The circuit sits on elevated ground in the southern part of the city, in the middle of Guarapiranga and Billings reservoirs. Moist air rises from the water, mixes with urban heat and unstable air currents, and the result is familiar to anyone who has watched a race there. Clouds build quickly. One part of the circuit can be soaked while another remains dry. Visibility can change in a matter of minutes.
Earlier start times meant the race unfolded through a full afternoon cycle. Temperatures could rise during the opening laps, increasing tyre wear and putting strain on cooling systems. Then the sky would darken, humidity would climb and grip levels would shift again. Teams had to react constantly. Interlagos rarely gave them a stable reference point.
The layout only makes that harder. The elevation changes unsettle the car under braking. The long left-hander at Turn 3 loads the tyres heavily at the start of each lap. Small differences in track temperature or cloud cover can change balance quickly. At this circuit, light and weather are not background details. They affect how the car feels.
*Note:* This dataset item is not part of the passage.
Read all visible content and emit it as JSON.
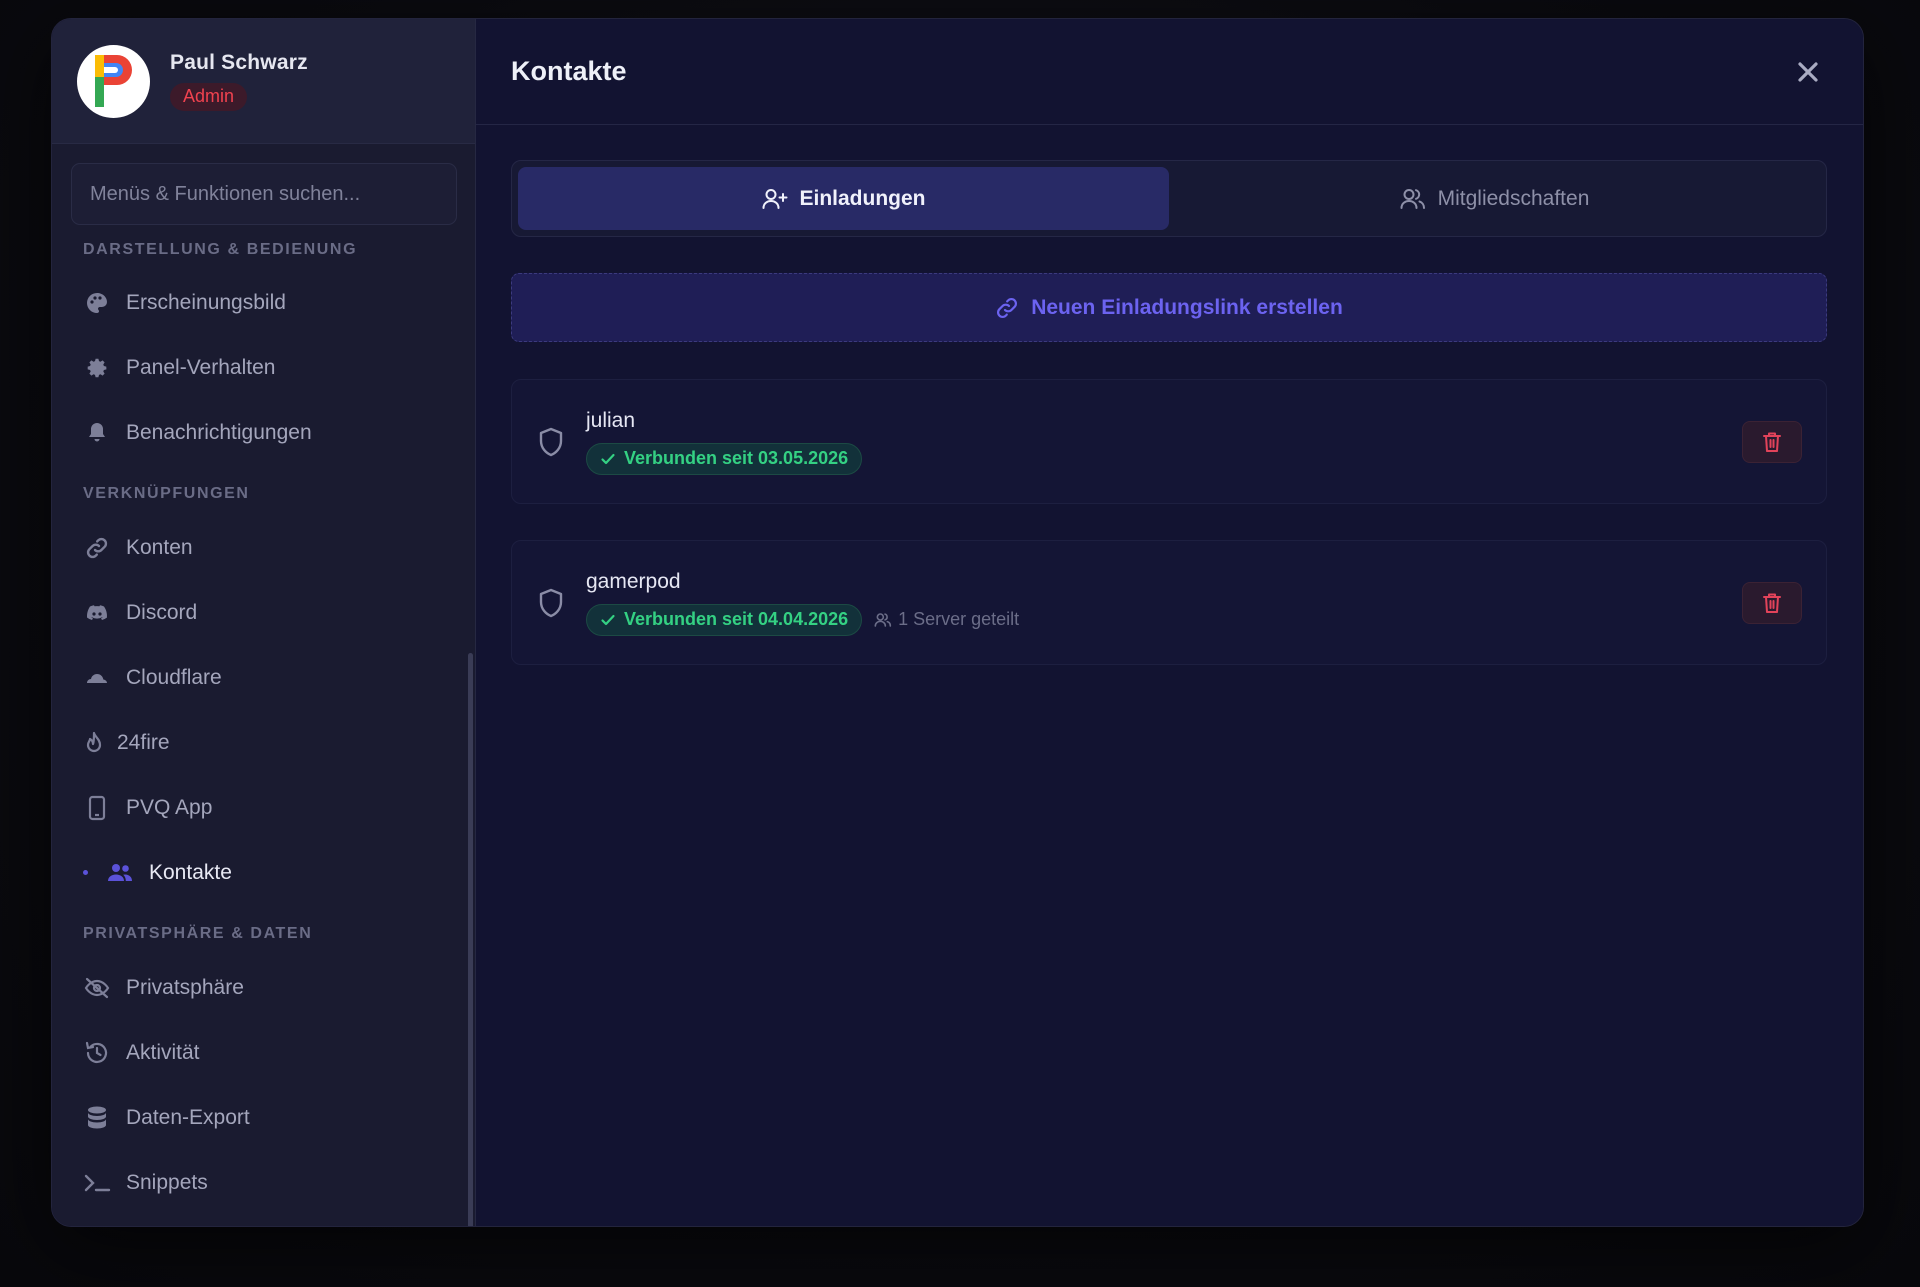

Moments like Ayrton Senna’s 1991 victory, when he fought home despite a gearbox failure that left him stuck in sixth gear, underline how exposed Interlagos can be. Small problems grow quickly. Physical effort rises. The circuit demands concentration from start to finish.
Over the past decade, the start time has moved closer to 3:00 PM local time, reflecting the global broadcast priorities of Formula One. It is still a daytime race, but the final stages now edge toward early evening. Temperatures tend to fall rather than rise. Shadows stretch across the track. Podium ceremonies often take place under floodlights. The shift’s subtle, but it changes the feel of the event.
Interlagos has always produced weather dramas. The 2003 race was stopped in heavy rain. In 2016, downpours led to multiple red flags. In 2023, qualifying was effectively decided when a storm hit just as Q3 began, darkening the sky and forcing a red flag before most drivers could complete their laps. However, the unpredictability has not disappeared.
Earlier races belongs entirely to one stretch of afternoon light. Now the event moves gradually toward dusk. The air cools. The light fades. Artificial lighting frames the closing scenes.
The track is still volatile. The reservoir is still there. The storms still roll in. But the Brazilian Grand Prix no longer lives fully in the middle of the afternoon. It now transitions into evening, and that small shift has quietly altered the rhythm of Interlagos.